Background: Private equity acquiring a manufacturing exporter in Southeast Asia.
Challenge: Validate $50M revenue and customer quality under uncertain political risk.
Approach: Trade data verification → PD/LGD modelling → Stress test for key buyer countries → Pricing recommendation for SPA adjustments.
Result: Deal proceeded with a 5% valuation discount, lender approved acquisition financing within 3 weeks.
Sell-Side CIM Preparation for IPO
Sell-Side CIM Preparation for IPO
Sell-Side CIM Preparation for IPO
Background: Mid-sized electronics exporter in Eastern Europe preparing for a London Stock Exchange IPO.
Challenge: Investment bank needed to validate the authenticity of top-line revenue and demonstrate customer diversification to meet investor disclosure standards.
Approach: Aggregated 36 months of customs trade flow data → Matched invoices to shipment records → Modelled customer concentration and churn risk → Produced industry and country risk heatmaps for inclusion in the Confidential Information Memorandum (CIM).
Result: Delivered verifiable trade and receivables data package used in the IPO prospectus. Investor roadshow feedback highlighted strong customer diversification, contributing to successful IPO at 12% above initial price range.
Buy-Side Due Diligence for Strategic Acquisition
Background: Global logistics group acquiring a freight-forwarding company with operations across Africa and the Middle East.
Challenge: Buyer needed to assess the counterparty risk of over 500 active clients, many in higher-risk jurisdictions, and estimate potential impact on post-acquisition working capital.
Approach: Conducted batch buyer scoring using PD and LGD models → Analysed DSO trends and payment curves by country → Stress-tested scenarios for FX volatility and sovereign risk → Recommended adjusted earn-out structure linked to receivables performance.
Result: Acquisition proceeded with an earn-out clause protecting against payment defaults. Buyer avoided potential $3.5M in write-offs during first year post-acquisition.
Debt Financing Risk Assessment for Syndicated Loan
Background: Consortium of international banks considering a $120M syndicated loan to a South American commodity exporter.

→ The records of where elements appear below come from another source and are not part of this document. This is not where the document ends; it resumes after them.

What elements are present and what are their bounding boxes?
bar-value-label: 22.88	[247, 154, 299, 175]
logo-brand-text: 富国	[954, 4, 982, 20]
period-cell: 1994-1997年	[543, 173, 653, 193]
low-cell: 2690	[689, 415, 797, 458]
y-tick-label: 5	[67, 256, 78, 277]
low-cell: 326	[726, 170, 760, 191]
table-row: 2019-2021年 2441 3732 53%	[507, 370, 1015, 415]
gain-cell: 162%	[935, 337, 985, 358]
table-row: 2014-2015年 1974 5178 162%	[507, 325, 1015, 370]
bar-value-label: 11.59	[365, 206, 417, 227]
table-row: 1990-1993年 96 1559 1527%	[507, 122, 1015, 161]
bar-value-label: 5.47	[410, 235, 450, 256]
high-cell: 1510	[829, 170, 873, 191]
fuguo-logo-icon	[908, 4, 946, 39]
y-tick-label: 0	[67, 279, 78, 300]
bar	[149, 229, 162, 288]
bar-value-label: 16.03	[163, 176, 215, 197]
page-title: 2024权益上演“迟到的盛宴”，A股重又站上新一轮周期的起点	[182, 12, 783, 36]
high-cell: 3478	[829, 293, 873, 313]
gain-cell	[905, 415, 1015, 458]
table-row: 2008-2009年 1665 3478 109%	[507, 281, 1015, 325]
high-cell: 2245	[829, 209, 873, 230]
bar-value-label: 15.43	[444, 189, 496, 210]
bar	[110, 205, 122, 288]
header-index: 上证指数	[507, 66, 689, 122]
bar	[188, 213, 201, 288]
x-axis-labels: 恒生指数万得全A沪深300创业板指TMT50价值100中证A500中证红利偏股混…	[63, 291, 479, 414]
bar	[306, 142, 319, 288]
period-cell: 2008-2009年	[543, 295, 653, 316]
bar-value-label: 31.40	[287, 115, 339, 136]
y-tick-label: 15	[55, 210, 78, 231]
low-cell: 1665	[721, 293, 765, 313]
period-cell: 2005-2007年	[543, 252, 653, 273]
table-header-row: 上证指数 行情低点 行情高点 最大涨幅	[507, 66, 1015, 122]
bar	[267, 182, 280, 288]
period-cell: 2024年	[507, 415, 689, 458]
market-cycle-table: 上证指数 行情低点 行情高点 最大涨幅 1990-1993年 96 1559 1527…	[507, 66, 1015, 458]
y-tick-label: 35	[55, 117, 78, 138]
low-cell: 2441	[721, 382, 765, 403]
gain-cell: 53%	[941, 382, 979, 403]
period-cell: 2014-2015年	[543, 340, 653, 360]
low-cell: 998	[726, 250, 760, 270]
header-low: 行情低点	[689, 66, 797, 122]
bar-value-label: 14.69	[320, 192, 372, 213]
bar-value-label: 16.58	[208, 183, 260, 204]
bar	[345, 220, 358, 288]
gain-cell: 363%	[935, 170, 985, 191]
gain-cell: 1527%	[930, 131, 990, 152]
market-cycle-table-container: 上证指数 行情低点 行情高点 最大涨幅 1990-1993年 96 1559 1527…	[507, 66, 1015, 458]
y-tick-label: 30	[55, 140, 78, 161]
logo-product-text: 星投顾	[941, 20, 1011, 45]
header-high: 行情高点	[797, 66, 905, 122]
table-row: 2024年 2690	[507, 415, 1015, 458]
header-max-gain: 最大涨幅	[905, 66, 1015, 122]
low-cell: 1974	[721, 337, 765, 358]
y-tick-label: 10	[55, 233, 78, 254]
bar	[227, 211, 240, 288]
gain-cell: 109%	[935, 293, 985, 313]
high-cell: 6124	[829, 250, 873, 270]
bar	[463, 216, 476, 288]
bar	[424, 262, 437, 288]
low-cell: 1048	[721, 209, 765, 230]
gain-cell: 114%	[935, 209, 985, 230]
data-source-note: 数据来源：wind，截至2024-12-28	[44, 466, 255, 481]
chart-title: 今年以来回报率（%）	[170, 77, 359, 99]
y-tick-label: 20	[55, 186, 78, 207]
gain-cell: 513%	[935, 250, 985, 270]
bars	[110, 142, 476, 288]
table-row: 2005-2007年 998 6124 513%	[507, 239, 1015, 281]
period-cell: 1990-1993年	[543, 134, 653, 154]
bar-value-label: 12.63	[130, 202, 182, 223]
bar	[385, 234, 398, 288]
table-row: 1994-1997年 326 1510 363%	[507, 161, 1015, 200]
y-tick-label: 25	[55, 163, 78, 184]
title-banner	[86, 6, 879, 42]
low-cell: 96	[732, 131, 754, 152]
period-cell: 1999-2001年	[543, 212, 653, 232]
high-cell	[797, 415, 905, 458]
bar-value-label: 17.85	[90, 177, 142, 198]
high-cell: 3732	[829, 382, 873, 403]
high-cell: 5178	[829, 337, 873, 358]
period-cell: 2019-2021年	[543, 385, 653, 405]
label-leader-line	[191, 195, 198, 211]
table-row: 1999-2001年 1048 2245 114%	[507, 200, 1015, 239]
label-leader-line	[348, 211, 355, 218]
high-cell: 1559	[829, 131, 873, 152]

Challenge: Lenders required an independent assessment of buyer credit quality, concentration risk, and the resilience of receivables under commodity price fluctuations.
Approach: Verified trade volumes and buyer relationships through customs and port data → Applied PD/LGD models to top 100 buyers → Simulated payment delays under low-price commodity scenarios → Recommended tiered lending limits by buyer risk category and geographic exposure.
Result: Loan approved with a structured tranche system, where higher-risk buyers were capped at 60% of proposed limits. Reduced projected default exposure by 18% without lowering total facility size.